Pois é. Você não quer ver o Brasileirão, ou desistiu da novela, está aborrecido com a Lava-Jato, está arrancando os cabelos com a crise… Foi obrigado a adiar a viagem a Miami. É hora de deixar tudo para trás e começar a dar enormes gargalhadas. “Acabou o pó”, de Daniel Porto, é um mergulho no cotidiano do Brasil real – um texto que ultrapassa os clichês, as paródias, as receitas de comédia; um texto que faz rir (e muito e muito), mas que nos coloca frente a frente com a mediocridade da vida comum.
“Acabou o pó” já nos provoca desde a primeira cena: um homem, vestido para lá de desleixado, polindo as unhas. Ouve-se outra voz masculina, com um sotaque feminino e, quando você acha que lá vem um texto gay, acontece o primeiro e excelente impacto. Os atores Leo Campos e Alexandre Lino interpretam duas mulheres, Naná e Kelly, essas com quem encontramos no metrô, em nossos trabalhos, em nossas casas e com quem só trocamos palavras formais.

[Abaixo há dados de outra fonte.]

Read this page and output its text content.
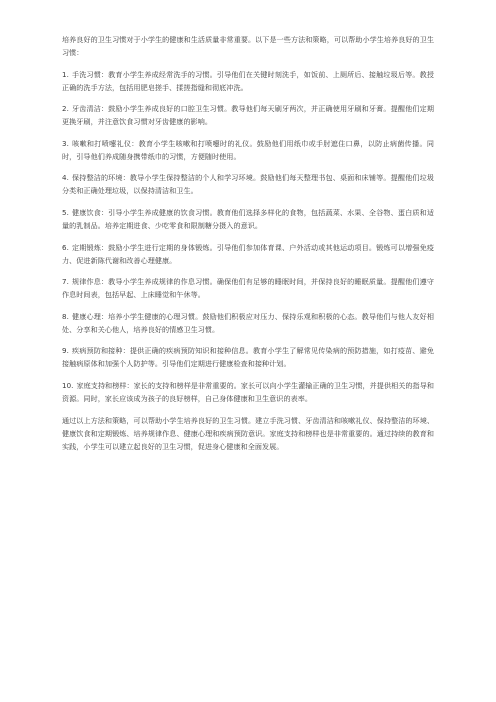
培养良好的卫生习惯对于小学生的健康和生活质量非常重要。以下是一些方法和策略，可以帮助小学生培养良好的卫生习惯：

1. 手洗习惯：教育小学生养成经常洗手的习惯。引导他们在关键时刻洗手，如饭前、上厕所后、接触垃圾后等。教授正确的洗手方法，包括用肥皂搓手、揉搓指缝和彻底冲洗。

2. 牙齿清洁：鼓励小学生养成良好的口腔卫生习惯。教导他们每天刷牙两次，并正确使用牙刷和牙膏。提醒他们定期更换牙刷，并注意饮食习惯对牙齿健康的影响。

3. 咳嗽和打喷嚏礼仪：教育小学生咳嗽和打喷嚏时的礼仪。鼓励他们用纸巾或手肘遮住口鼻，以防止病菌传播。同时，引导他们养成随身携带纸巾的习惯，方便随时使用。

4. 保持整洁的环境：教导小学生保持整洁的个人和学习环境。鼓励他们每天整理书包、桌面和床铺等。提醒他们垃圾分类和正确处理垃圾，以保持清洁和卫生。

5. 健康饮食：引导小学生养成健康的饮食习惯。教育他们选择多样化的食物，包括蔬菜、水果、全谷物、蛋白质和适量的乳制品。培养定期进食、少吃零食和限制糖分摄入的意识。

6. 定期锻炼：鼓励小学生进行定期的身体锻炼。引导他们参加体育课、户外活动或其他运动项目。锻炼可以增强免疫力、促进新陈代谢和改善心理健康。

7. 规律作息：教导小学生养成规律的作息习惯。确保他们有足够的睡眠时间，并保持良好的睡眠质量。提醒他们遵守作息时间表，包括早起、上床睡觉和午休等。

8. 健康心理：培养小学生健康的心理习惯。鼓励他们积极应对压力、保持乐观和积极的心态。教导他们与他人友好相处、分享和关心他人，培养良好的情感卫生习惯。

9. 疾病预防和接种：提供正确的疾病预防知识和接种信息。教育小学生了解常见传染病的预防措施，如打疫苗、避免接触病原体和加强个人防护等。引导他们定期进行健康检查和接种计划。

10. 家庭支持和榜样：家长的支持和榜样是非常重要的。家长可以向小学生灌输正确的卫生习惯，并提供相关的指导和资源。同时，家长应该成为孩子的良好榜样，自己身体健康和卫生意识的表率。

通过以上方法和策略，可以帮助小学生培养良好的卫生习惯。建立手洗习惯、牙齿清洁和咳嗽礼仪、保持整洁的环境、健康饮食和定期锻炼、培养规律作息、健康心理和疾病预防意识。家庭支持和榜样也是非常重要的。通过持续的教育和实践，小学生可以建立起良好的卫生习惯，促进身心健康和全面发展。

O autor Daniel Porto demonstra uma perícia incomum na manipulação das palavras, na criação de situações, no jogo dramatúrgico mesmo. Com apenas 22 anos, ele mesmo diz: “Aprendi muito através da observação da minha família, das famílias de meus amigos”; ou seja, um voyeur privilegiado que nos traduz à perfeição o que vê.
É uma história sobre mulheres: traídas, renegadas, maltratadas, mulheres à margem das selfies, esquecidas de sua feminilidade. Aí entra o enorme talento de Daniel Porto: viramos o vizinho da porta ao lado, que vê pela fresta a desgraça alheia, se ri dela. Porém, quando tudo acaba, dá um tempo e entende que a piada é apenas um jeito generoso de nos fazer ver a realidade – por mais cruel que seja. É imperdível.